Pisou nas pastilhas pretas e brancas da calçada. Ergueu os ombros, estufou o peito e, decidido, como prometera a si mesmo, começou a andar em linha reta, sem desviar de quem quer que fosse. Os fracos e incomodados que se desviem era a sua opinião. Consultou o relógio do celular. Sete horas e cinco minutos. Estava muito cedo, resolveu dar uma volta no quarteirão. Não queria chegar antes das oito ao escritório. E para que? Não tinha necessidade. Portanto com passos distanciados, jogando os músculos da perna para frente, sentindo os nervos relaxados, o sangue chacoalhando nas paredes das veias proporcionando liberdade aos movimentos, com as mãos nos bolsos, dirigiu-se para o lado esquerdo.
Passou pela farmácia onde se via um movimento razoável de hipocondríacos consumindo remédios como se estivessem num supermercado consumindo alimentos. Parou em frente à banca. Olhou as revistas, livros, magazines, HQs interessantes estrangeiras, jornais mostrando os últimos crimes da semana. Nada lhe interessou. Ao sair da banca, sem perceber, seu cotovelo bateu nas costas de um rapaz que folheava uma revista. Desculpou-se. Não ouviu o comentário sibilado entre dentes. Continuou a andar sem pensar no incidente.
Despreocupado, com a mente navegando de um ponto ao outro da avenida, ora pousando numa pessoa, ora pousando nos prédios, ou talvez, nos carros indo e vindo, seguia a linha da manhã ensolarada.

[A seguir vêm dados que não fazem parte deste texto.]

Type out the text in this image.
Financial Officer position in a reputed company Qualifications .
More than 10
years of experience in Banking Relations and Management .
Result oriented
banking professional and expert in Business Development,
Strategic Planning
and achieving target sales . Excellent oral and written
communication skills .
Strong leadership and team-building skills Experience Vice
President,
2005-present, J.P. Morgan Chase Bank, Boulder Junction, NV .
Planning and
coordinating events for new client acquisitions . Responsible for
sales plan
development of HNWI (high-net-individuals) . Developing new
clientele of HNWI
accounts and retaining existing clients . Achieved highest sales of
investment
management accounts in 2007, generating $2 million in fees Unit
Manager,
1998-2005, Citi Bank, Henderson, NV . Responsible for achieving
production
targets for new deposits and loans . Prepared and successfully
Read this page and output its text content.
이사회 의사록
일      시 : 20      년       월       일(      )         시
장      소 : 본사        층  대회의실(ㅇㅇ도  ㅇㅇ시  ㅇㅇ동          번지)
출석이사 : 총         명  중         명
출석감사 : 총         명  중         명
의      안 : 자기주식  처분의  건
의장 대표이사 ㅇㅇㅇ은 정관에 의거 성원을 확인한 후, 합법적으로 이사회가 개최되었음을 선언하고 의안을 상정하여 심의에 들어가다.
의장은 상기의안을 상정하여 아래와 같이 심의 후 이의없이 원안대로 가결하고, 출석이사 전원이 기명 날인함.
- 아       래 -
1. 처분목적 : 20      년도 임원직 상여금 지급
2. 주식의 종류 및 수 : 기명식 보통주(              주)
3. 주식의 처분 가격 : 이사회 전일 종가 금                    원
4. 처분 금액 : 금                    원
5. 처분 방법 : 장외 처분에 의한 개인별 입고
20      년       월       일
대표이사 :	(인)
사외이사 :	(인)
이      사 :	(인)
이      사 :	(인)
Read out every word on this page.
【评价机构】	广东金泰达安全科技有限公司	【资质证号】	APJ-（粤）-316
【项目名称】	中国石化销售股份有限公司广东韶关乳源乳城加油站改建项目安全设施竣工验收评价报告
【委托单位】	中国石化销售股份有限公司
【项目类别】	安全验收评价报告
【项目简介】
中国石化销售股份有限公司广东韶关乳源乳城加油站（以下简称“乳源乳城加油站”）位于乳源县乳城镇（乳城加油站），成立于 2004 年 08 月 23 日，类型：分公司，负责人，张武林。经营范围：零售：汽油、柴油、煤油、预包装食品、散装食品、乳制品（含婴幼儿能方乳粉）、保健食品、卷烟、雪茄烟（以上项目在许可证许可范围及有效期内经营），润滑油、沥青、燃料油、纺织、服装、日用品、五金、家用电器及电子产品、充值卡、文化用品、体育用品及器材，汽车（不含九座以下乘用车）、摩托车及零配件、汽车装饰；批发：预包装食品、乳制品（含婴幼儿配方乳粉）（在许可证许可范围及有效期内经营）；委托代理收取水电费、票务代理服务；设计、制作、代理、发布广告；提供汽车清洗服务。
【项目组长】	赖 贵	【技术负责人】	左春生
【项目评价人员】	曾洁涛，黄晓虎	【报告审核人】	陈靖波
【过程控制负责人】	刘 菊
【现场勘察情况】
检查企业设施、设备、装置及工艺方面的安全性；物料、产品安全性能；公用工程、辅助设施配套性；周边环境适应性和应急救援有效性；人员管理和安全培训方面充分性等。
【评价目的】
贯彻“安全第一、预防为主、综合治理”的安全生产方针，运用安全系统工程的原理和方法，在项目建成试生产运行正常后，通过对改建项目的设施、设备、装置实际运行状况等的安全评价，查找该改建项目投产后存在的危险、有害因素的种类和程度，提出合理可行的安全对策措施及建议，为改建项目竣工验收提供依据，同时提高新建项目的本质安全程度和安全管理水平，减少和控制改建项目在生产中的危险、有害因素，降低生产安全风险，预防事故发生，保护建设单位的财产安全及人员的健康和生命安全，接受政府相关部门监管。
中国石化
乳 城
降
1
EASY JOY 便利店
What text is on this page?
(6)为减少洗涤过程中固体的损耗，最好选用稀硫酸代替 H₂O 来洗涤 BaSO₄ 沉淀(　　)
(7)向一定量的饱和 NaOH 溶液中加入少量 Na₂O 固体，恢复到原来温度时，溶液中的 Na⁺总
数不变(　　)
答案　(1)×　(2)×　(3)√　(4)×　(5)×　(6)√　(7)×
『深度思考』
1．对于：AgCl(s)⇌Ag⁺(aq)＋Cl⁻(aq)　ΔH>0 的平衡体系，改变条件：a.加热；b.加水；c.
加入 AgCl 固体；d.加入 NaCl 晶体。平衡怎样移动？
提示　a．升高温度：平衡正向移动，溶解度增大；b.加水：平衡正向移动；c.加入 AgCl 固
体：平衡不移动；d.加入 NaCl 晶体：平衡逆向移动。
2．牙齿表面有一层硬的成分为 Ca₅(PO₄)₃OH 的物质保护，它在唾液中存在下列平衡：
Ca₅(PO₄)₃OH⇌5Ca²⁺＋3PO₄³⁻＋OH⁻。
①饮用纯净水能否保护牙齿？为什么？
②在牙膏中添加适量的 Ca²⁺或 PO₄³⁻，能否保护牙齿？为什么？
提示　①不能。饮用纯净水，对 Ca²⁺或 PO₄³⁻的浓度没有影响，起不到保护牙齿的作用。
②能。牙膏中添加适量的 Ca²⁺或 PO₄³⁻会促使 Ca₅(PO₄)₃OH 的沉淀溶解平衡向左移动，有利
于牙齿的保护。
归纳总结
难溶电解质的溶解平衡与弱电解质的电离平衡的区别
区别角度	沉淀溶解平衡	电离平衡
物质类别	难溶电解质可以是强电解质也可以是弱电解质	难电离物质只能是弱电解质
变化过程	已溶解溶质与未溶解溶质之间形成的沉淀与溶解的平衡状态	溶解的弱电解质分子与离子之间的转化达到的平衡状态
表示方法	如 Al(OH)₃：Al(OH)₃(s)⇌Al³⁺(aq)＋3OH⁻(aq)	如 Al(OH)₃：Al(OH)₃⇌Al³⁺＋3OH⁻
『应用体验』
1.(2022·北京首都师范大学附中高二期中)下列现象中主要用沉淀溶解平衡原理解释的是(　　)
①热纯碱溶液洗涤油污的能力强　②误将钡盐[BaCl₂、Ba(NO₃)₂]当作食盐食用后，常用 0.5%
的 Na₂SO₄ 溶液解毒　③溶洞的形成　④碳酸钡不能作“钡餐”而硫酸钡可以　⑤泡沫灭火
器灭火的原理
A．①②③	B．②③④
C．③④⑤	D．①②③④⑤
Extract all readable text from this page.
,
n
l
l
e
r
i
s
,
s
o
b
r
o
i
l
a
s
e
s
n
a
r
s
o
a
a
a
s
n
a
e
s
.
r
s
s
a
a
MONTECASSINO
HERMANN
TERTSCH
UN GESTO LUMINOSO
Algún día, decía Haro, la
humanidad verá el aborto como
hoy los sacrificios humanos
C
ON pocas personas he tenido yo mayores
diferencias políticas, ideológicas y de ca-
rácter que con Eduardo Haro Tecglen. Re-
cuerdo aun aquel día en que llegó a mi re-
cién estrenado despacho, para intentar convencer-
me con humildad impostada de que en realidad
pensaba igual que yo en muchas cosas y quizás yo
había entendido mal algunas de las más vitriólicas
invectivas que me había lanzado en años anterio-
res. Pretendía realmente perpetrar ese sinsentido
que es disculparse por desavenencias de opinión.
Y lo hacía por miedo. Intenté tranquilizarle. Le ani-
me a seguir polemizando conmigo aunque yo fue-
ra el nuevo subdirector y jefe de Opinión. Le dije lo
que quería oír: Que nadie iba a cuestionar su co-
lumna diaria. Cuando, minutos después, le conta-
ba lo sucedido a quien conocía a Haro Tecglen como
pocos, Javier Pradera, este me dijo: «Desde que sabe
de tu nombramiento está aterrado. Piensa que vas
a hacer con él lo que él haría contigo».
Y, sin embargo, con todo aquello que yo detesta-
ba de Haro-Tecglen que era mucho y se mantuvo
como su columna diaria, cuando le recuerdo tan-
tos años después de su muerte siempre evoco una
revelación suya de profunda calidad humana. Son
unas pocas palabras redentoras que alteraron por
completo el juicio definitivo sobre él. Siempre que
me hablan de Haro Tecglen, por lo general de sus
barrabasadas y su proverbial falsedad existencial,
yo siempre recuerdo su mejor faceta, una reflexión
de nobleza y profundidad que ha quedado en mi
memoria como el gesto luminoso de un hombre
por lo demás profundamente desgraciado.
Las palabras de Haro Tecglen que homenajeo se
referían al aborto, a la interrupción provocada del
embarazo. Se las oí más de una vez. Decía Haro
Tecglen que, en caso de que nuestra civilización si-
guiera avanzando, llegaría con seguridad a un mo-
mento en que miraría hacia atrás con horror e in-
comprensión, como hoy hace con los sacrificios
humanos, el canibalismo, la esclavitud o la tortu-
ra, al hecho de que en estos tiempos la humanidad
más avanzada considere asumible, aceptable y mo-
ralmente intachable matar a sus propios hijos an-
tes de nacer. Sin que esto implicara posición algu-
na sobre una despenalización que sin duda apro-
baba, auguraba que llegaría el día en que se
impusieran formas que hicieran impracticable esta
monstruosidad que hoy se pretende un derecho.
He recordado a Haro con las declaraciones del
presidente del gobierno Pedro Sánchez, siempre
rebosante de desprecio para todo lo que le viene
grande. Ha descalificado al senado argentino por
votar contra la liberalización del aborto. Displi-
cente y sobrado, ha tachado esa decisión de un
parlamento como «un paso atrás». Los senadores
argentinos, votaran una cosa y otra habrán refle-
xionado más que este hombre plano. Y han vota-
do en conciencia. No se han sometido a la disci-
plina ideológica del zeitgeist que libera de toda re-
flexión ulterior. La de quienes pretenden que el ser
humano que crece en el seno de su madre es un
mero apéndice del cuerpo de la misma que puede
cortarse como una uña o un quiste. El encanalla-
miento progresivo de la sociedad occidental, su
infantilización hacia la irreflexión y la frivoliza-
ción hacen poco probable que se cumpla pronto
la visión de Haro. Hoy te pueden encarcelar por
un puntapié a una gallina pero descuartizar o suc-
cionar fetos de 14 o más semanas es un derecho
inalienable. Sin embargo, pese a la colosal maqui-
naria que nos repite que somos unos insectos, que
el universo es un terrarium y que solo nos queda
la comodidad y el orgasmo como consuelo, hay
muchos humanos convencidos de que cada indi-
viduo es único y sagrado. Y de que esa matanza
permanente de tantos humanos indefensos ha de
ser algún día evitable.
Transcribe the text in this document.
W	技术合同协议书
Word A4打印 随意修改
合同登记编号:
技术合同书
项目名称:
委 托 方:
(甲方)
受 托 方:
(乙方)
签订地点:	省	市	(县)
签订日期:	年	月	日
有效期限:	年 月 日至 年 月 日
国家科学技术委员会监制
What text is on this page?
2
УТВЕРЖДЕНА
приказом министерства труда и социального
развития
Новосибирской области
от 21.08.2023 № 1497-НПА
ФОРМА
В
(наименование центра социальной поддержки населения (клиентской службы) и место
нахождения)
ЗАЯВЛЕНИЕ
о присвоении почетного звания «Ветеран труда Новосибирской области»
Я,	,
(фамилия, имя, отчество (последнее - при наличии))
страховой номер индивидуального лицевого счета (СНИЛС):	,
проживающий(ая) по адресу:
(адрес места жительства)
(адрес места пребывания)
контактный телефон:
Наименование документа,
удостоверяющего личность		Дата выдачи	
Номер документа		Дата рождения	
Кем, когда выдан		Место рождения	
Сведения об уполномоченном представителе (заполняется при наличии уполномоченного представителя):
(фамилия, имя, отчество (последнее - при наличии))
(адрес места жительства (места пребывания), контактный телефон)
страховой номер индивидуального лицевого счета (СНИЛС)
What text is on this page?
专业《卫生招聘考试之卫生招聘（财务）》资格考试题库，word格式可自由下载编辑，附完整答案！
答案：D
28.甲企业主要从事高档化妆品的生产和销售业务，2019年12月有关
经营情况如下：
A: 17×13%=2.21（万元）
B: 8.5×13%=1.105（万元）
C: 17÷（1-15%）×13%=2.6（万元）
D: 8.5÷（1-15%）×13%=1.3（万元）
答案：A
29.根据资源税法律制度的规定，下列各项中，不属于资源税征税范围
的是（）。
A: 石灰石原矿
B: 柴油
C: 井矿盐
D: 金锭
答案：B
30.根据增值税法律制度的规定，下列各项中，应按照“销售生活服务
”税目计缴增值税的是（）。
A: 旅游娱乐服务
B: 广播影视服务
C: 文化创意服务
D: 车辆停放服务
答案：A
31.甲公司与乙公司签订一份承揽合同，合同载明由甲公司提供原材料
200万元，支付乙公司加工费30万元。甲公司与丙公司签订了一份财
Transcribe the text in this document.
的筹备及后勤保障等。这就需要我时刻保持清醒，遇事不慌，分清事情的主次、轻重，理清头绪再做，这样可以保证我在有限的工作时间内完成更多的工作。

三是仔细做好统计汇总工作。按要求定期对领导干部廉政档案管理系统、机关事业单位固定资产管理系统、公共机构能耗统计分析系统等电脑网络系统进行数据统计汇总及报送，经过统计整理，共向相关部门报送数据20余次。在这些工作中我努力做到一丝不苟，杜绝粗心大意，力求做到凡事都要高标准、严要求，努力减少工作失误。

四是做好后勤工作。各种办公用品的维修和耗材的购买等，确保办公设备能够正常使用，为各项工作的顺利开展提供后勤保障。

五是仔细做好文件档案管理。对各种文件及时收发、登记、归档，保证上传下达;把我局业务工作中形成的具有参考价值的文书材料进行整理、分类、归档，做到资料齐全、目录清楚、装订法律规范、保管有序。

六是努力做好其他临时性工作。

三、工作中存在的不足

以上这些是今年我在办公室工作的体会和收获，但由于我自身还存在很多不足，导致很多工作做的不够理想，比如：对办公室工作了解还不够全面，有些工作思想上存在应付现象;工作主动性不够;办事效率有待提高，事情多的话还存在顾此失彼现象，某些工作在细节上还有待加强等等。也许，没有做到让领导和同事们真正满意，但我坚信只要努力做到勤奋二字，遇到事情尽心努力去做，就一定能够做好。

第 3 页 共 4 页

Como prometera seguia numa linha só, reta, as pessoas que desviassem. Via nisso certa alegria grotesca. Distraídas ou apressadas, quando percebiam, desviavam dele num movimento ágil, às vezes esbarrando um ombro ou o braço. Nisso, não notou o rapaz que em sentido contrário, esbarrou nele tocando de leve as mãos. No mesmo instante se voltou e se desculpou o que fez também o rapaz. Já se preparava para atravessar a avenida quando sentiu tocarem o seu ombro.
- Desculpe, por favor.
- Pois, não.
- Pode me dar uma informação.
- Claro qual é?
- Onde é a Fenac?
- Fenac?
- Sim, a Fenac.
- Bom, ela fica para lá, perto da Brigadeiro.
- Estamos longe?
- Não muito.
- Você vai para lá?
- Não.
- Para onde você vai?
- Para o trabalho.
- Ah, sim.
- Além do que está cedo para Fenac abrir.
- Eu sei.
- Você sabe é?
- Sei. É que fiquei interessado em você.
- O que?
- É você me interessou.
- Não entendi.
- Eu explico.
- Vamos ver então.
- Bom o caso é o seguinte. Eu estava na banca quando você deu uma cotovelada nas minhas costas.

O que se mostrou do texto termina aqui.